One in particular, Billy, told awful tales of his experiences as a foster kid in Maryland. He and his siblings were separated when he was five or so. In his first foster home he became sick at the dinner table and vomited. The foster father forced him to eat what he had just thrown up. He suffered abuse and neglect until he was old enough to run away. Finally he was sent to a juvenile facility. In Georgia he got locked up at age 16 and served 20 years. Another friend, Tim, was sent to a “Christian” orphanage in Kentucky. He was also around five. After his mother died he and his brothers and sister were all sent there. He was crying in the courtyard and the head of the orphanage picked him up by the ankle and began whipping him with a leather strap until he began to bleed. He stopped crying. As a teen he went on a robbery spree to fuel his drug habit.

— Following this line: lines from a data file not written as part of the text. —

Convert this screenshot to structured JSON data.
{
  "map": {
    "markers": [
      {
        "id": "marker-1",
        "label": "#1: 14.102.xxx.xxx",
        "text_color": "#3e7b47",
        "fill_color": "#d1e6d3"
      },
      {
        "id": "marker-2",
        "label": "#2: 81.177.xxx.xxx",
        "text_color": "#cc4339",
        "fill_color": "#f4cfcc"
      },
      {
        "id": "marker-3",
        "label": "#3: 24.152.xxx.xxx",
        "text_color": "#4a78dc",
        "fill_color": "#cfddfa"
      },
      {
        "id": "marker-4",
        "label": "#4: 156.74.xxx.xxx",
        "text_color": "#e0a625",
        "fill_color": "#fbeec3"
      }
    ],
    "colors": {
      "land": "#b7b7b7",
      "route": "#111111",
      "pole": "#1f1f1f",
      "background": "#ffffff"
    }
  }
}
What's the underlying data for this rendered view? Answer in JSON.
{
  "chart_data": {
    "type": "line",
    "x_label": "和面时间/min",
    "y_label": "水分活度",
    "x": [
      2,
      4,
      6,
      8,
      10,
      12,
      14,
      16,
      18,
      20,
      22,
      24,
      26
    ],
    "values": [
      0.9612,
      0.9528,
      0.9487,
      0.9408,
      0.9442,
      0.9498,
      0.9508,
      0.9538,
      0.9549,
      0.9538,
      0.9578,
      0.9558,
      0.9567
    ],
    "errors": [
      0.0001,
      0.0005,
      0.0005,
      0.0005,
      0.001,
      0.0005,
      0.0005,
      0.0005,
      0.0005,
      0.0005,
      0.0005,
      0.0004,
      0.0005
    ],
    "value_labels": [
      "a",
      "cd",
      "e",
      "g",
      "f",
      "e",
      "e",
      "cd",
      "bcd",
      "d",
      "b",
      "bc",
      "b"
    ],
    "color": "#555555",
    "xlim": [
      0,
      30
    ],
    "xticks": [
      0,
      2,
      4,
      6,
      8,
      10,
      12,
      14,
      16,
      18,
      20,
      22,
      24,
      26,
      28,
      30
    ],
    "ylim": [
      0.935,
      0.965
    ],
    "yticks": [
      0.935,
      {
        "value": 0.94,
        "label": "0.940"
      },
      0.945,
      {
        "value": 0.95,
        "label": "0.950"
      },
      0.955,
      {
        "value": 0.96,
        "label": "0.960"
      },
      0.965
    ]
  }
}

These two were representative of a lot of guys I knew. They were angry at the world. They were poorly socialized. They trusted few people. They had learned to protect themselves the hard way, and they were ready to hurt others in order to do it. They were determined to never be defenseless again.
I imagine that most kids who are adopted or are in foster care don’t suffer these kinds of extremity, and I have known several people who were fine foster parents. The idea of foster care is that kids are safer away from their parents than they are with them. The truth is that this is often not true. Sometimes even a bad situation with family is better than the unknowns of an overburdened system. For Amy, and for Garrett too, it is too late. Amy’s so called mother told the social worker that she was tired of Amy “pooping herself,” and that “if she was going to act like a dog, she would be treated like one.” This same woman continued to live with a proven abuser and allowed him to discipline the children. Somehow this home was seen as suitable by the state of Kentucky.